🤖 AI Summary
This study addresses the challenge of improving access to adaptive learning resources for high school students enrolled in Advanced Placement Computer Science Principles (CSP). Through a controlled classroom experiment involving 45 students in grades 9–11, it presents the first systematic comparison between general-purpose generative conversational agents (e.g., ChatGPT) and a fixed-response dialogue agent specifically designed for CSP, evaluating their effectiveness in supporting exploratory learning. The findings reveal distinct strengths and limitations of each system in fostering conceptual understanding and student engagement, offering empirical evidence and theoretical insights to inform the design and deployment of conversational technologies in computing education.
📝 Abstract
Secondary school students enrolled in the AP Computer Science Principles (CSP) course commonly utilize web resources (e.g., tutorials, Q\&A sites) to better understand key concepts in the curriculum.

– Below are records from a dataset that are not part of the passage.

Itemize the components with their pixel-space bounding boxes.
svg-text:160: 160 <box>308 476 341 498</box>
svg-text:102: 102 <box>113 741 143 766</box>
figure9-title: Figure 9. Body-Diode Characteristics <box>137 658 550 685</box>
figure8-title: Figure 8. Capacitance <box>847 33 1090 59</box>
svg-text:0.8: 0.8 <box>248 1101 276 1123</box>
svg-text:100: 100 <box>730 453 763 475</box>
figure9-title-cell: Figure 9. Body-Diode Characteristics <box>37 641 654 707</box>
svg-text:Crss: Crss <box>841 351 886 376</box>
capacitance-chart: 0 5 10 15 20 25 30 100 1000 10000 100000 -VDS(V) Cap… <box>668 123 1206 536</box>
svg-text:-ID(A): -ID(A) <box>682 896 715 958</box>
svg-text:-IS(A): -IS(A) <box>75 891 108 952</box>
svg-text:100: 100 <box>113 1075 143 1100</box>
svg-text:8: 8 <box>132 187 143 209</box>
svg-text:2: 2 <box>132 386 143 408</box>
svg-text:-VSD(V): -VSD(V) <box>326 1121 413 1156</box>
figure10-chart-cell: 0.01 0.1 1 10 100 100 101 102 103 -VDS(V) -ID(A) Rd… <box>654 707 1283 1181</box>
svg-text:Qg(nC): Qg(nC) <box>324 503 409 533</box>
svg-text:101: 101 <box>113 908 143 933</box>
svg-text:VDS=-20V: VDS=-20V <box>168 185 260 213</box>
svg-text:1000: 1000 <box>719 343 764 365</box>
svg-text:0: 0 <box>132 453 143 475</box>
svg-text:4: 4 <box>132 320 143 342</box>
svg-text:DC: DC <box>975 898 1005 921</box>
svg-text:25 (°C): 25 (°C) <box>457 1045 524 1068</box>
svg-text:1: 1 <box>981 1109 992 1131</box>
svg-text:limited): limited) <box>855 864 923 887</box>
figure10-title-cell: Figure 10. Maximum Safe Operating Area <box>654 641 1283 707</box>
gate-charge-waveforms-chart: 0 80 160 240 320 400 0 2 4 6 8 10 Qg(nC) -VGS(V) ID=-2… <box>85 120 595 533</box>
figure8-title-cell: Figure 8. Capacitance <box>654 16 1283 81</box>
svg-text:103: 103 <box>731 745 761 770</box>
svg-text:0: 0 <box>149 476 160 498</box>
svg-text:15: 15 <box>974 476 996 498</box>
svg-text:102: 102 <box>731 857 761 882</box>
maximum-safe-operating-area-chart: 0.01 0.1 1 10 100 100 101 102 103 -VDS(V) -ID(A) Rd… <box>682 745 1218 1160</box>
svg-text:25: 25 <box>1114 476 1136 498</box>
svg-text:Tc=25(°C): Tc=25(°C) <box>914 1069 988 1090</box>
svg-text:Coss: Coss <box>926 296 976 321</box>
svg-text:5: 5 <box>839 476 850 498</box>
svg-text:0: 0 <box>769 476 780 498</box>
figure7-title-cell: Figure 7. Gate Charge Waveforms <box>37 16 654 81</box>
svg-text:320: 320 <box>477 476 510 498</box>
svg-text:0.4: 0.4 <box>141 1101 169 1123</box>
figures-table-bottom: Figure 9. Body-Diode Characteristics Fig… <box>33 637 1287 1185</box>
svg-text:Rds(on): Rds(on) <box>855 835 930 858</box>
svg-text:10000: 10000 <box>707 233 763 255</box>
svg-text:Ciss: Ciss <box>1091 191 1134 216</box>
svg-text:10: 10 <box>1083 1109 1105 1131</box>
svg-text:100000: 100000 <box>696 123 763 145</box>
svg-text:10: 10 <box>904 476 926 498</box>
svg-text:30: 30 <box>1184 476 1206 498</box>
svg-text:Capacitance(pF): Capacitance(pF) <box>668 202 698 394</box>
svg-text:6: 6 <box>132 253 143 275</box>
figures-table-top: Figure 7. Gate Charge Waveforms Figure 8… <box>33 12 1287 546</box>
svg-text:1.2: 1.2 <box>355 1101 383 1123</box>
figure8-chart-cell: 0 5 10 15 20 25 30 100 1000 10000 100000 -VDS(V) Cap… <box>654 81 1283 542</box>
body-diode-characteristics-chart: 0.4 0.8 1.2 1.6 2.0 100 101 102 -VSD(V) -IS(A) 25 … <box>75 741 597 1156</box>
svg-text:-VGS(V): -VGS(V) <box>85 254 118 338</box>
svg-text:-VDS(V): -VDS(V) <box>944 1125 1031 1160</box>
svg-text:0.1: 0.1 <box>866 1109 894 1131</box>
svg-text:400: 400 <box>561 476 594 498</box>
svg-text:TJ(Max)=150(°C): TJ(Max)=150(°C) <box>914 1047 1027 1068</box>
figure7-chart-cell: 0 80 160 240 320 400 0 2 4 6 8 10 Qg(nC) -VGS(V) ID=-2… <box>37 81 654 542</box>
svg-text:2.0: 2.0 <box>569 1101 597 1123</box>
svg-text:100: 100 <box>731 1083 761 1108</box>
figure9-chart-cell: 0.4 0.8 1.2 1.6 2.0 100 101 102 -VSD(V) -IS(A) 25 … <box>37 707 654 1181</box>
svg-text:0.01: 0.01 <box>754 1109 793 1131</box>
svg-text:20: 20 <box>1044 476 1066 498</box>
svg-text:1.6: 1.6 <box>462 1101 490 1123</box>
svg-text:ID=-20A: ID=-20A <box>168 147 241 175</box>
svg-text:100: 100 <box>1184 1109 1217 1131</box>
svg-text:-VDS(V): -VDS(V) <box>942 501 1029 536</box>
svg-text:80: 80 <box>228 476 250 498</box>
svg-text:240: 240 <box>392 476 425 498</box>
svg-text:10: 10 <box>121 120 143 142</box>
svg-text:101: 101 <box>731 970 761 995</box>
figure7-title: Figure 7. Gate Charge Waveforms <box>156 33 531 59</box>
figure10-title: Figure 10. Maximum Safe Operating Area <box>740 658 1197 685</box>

The primary obstacle to using these resources is finding information appropriate for the learning task and student's background. In addition to web search, conversational agents are increasingly a viable alternative for CSP students. In this paper, we study the potential of conversational agents to aid secondary school students as they acquire knowledge on CSP concepts. We explore general purpose, generative conversational agents (e.g., ChatGPT) and custom, fixed-response conversational agents built specifically to aid CSP students. We present results from classroom use by 45 high school students in grades 9-11 (ages 14-17) across six CSP sections. Our main contributions are in better understanding how conversational agents can help CSP students and an evaluation of the effectiveness and engagement of different approaches for CSP exploratory search.